The second design is a monodisperse core-shell microsphere delivery system that comprises PLGA biopolymer, alginate hydrogel, and MgO nanoparticles. The PLGA/MgO core acts as a reservoir of Mg2+, while the alginate shell is introduced to regulate accurately the outflow of Mg2+ ~50ppm for two weeks through its micro-porous structure. In addition, the core-shell microsphere system exhibits enhanced osteoblastic activity in vitro and stimulation of in-situ bone formation in a rat femur-defect model at post-surgery eight weeks. Interestingly, Young’s moduli of newly formed bone on the Mg-based core-shell microsphere group were found to be restored to ~96% of that of the surrounding matured bone indicating that the core-shell system with precisely controlled release of Mg2+ may potentially apply for in-situ clinical bone regeneration.

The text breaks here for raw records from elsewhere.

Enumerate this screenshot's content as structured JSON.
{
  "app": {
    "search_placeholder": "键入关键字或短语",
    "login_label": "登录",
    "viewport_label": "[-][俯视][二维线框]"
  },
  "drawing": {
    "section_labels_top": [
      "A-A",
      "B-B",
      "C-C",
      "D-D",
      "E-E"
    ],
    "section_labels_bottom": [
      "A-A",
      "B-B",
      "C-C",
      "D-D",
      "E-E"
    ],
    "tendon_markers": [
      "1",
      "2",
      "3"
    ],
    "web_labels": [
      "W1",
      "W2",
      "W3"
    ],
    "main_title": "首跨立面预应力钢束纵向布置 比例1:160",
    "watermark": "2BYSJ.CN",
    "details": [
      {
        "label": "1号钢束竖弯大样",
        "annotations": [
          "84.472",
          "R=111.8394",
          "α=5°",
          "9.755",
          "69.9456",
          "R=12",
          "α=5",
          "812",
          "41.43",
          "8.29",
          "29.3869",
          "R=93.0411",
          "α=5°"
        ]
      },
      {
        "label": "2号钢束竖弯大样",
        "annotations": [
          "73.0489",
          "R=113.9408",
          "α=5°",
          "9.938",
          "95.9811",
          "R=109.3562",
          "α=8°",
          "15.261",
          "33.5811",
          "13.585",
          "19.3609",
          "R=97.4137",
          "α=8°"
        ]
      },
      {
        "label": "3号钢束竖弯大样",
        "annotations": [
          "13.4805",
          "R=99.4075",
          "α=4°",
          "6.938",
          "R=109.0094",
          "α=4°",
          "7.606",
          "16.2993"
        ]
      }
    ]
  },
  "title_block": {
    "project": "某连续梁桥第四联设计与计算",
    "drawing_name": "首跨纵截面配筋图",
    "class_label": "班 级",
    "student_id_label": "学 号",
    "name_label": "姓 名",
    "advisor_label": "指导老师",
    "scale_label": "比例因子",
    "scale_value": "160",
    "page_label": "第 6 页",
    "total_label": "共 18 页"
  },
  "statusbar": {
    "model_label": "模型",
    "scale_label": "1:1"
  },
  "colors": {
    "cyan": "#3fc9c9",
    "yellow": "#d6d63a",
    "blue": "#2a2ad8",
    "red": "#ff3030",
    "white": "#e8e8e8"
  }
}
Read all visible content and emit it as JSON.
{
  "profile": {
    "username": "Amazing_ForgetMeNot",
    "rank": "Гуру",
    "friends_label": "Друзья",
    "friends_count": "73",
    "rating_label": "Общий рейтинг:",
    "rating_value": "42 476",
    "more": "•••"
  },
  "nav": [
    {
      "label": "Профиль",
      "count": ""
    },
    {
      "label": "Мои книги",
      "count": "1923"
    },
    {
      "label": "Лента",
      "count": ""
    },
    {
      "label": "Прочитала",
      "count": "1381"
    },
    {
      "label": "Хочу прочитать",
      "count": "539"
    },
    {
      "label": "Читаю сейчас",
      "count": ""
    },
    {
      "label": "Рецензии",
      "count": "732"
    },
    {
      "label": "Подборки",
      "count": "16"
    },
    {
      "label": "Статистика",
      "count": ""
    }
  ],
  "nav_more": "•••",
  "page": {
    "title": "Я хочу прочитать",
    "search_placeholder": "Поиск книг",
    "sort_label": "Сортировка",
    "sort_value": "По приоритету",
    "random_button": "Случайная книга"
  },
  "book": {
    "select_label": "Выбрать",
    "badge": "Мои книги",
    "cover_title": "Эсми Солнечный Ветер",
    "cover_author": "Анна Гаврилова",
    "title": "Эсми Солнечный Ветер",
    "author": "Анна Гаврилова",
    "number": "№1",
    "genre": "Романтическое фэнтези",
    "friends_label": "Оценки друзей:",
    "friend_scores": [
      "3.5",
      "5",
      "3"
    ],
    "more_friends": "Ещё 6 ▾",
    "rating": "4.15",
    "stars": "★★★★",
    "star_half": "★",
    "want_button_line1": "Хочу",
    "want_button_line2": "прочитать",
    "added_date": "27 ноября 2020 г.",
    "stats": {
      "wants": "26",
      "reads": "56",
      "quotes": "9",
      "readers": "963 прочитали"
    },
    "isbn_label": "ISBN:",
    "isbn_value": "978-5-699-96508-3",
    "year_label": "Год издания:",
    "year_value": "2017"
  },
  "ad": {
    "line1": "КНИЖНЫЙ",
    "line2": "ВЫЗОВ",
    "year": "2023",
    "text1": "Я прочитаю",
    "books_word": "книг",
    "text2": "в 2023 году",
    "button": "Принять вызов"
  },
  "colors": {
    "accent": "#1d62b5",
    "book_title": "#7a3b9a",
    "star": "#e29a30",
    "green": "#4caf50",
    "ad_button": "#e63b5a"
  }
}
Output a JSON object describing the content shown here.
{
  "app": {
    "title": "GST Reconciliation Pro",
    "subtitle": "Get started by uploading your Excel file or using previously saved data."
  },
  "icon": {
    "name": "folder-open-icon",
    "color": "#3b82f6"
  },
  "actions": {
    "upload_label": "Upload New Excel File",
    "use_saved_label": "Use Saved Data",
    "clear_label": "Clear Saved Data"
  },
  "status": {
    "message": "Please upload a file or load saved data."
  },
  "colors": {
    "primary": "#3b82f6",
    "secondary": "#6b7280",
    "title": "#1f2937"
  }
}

The third design is a titanium oxide (TiO2) surface-modified Mg implant. Rapid corrosion in vivo is the major concern of biodegradable Mg alloys in clinical applications. Surface modification is necessary for suppressing rapid corrosion and maintain the mechanical strength of Mg implants upon degradation. Also, regulation of Mg ion released from magnesium implants can be beneficial to osseointegration at the implant-bone interface. I employ the Ti and O dual plasma ion immersion implantation (PIII) technique to construct a TiO2 nanolayer on Mg implants. The TiO2 nanolayer significantly enhances the corrosion resistance of Mg substrates and promotes osteoblastic proliferation and differentiation in vitro and osteoconductivity in vivo due to controlled Mg ion release and less hydrogen gas generation. Moreover, the TiO2-containing nanolayer exhibits photoactive bacteria disinfection under UV irradiation.